Although machine
translation may have brought about many positives for language service
providers and consumers alike, it is far from perfect.
There is an inherent problem
with MT that we all need to have a conversation about; the issue of gender bias
in Machine translation.
Take, for example,
the previous issue of google
translate
assigning masculine pronouns to words like; doctor
and feminine pronouns to nurse, or
assigning certain activities to specific genders when attempting to translate gender-neutral languages.
Despite the growing
awareness about gender inequality occurring worldwide, it is clear that more
action needs to take place to fix gender bias in machine translation.
This post attempts to
dissect gender bias in machine translation and the need to adopt diversity in the
corporate space.
A multidimensional issue that requires robust
solutions
The problem of gender
bias in machine translation does not reside in just the incorrect translation
of specific terms alone. It is much broader than that, and big tech companies seem
to be part of it.
A good example is the
practice of big tech companies like; Amazon, Apple, Microsoft on one hand,
assigning female names (Alexa, Siri, and
Cortana) to their voice assistant AI. While on the other hand, IBM’s
supercomputer Watson bears a
masculine, reinforcing existing gender stereotypes.
Although these companies claim that these personal assistants are
genderless,
most seem to have a female persona by default in many regions. And a good
number do it for monetary reasons since scientific studies have established
that people generally prefer the voice of a female to that of a male due to its
warmth.
As such, there is a
need for all active stakeholders to adopt a multilayered approach to solving
issues of gender bias in machine translation.

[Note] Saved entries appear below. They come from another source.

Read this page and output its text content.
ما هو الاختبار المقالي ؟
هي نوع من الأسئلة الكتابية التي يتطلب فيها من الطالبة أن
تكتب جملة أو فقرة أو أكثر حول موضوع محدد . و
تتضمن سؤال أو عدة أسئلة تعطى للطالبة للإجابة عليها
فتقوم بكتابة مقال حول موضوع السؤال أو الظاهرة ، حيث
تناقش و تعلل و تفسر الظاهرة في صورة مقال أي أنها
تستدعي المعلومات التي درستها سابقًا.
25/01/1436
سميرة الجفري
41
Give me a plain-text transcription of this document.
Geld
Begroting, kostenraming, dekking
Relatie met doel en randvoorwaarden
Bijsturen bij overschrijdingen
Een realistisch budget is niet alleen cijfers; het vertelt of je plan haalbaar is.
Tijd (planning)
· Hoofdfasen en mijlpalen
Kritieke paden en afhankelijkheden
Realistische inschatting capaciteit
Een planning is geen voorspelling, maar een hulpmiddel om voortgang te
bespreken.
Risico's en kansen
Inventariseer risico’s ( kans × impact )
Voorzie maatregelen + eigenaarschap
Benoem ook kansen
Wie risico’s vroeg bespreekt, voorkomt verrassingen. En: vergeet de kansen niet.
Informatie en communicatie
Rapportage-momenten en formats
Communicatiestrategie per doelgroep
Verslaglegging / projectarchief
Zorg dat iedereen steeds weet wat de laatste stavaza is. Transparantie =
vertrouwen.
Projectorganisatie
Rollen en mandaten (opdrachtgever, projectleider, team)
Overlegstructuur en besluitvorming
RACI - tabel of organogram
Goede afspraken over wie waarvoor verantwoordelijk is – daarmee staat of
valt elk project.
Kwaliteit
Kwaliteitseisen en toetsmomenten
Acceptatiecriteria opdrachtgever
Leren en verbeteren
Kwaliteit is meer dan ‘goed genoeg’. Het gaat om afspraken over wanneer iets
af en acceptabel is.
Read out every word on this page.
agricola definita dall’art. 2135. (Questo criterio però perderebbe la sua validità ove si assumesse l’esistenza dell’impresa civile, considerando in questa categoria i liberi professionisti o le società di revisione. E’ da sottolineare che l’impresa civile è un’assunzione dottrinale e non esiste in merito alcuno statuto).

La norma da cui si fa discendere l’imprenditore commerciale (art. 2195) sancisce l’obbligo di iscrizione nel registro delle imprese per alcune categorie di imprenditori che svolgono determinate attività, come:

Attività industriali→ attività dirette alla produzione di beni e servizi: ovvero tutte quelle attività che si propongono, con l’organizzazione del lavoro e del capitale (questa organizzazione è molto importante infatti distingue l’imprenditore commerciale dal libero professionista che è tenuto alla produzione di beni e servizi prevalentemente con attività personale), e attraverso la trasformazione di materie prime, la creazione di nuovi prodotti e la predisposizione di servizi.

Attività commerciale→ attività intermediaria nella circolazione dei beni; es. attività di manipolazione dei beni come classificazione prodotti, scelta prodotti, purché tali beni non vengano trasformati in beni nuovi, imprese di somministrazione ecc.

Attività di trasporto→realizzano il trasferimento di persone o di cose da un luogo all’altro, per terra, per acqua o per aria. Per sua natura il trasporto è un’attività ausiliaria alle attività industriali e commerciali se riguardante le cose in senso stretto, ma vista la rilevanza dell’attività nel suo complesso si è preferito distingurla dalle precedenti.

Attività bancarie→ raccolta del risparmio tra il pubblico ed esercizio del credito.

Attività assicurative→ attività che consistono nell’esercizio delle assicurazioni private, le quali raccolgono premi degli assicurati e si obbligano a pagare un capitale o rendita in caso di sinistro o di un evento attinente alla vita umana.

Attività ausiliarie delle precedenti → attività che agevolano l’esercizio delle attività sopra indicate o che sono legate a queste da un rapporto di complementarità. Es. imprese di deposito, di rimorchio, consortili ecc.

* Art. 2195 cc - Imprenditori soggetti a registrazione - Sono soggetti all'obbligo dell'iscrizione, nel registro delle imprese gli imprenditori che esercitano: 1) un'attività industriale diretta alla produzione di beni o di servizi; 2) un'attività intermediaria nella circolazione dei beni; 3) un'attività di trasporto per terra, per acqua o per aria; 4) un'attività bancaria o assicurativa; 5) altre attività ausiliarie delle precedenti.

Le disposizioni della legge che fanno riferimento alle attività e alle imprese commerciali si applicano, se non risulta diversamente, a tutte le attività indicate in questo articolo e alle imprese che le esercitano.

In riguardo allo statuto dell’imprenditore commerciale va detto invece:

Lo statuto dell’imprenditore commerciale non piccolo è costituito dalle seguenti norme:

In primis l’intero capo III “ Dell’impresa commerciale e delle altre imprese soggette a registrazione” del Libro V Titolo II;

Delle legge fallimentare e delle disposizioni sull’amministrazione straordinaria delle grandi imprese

Inherent societal bias could be the source of the
problem
Making our way back
to the issue of machine translation, we all must first identify the source of
this bias. What are the root causes?
Some may argue that
it is due to inherent human bias, which AI internalizes during the
machine learning process. For example, the case of MT where bias is skewed against the
female gender since the AI segment has high male domination.
Rather, Jonathan
Davis, in his post, captures the problem succinctly. He says, “In
many cases, this does not occur as the result of active bias by machine
learning practitioners either when selecting their datasets or training their
models. Rather, inherent societal biases, such as gender or ethnicity bias,
manifest themselves in datasets which are essentially historical records of the
given society. In turn, these datasets pass on their bias to the machine
learning models that learn from them.”
But, it is common
knowledge that getting rid of existing social bias is a lot easier said than
done and it takes a long time.
Post-editing in MT plays a vital role in eradicating
bias
From the surface, it
is often easy to proffer a solution. Which, in this instance, some may say is
eliminating these biases from the datasets.
But that does not
solve the problem. These data are oftentimes a realistic representation of
events. Once excluded, could result in an incomplete dataset which can cause
large margins of error in a trained model.
One way forward is
for language service providers, who, in a bid to take advantage of what MT
offers while staying away from the scandals associated with gender bias, must
adopt post-editing procedures into their process
in order to reduce the impact of gender bias in their output to the barest
minimum.
This is not the only
solution. Stakeholders can reduce gender bias in MT by extensively training
gender-sensitive datasets and employing the most efficient machine learning
techniques to improve the accuracy of gender translation.
Perhaps, the most
effective means of eliminating gender bias from machine translation is through
the adoption of diversity in the entire ecosystem. From LSP teams to AI-based
training samples and training personnel.
This solution is a
more sustainable but long-termed approach that goes even as far as promoting
other gender participation in AI technology to balance the already
male-dominated space.
It should be worth
noting that all participants must consider data concerning all prominent and
emerging gender groups to forestall the re-emergence of this social issue.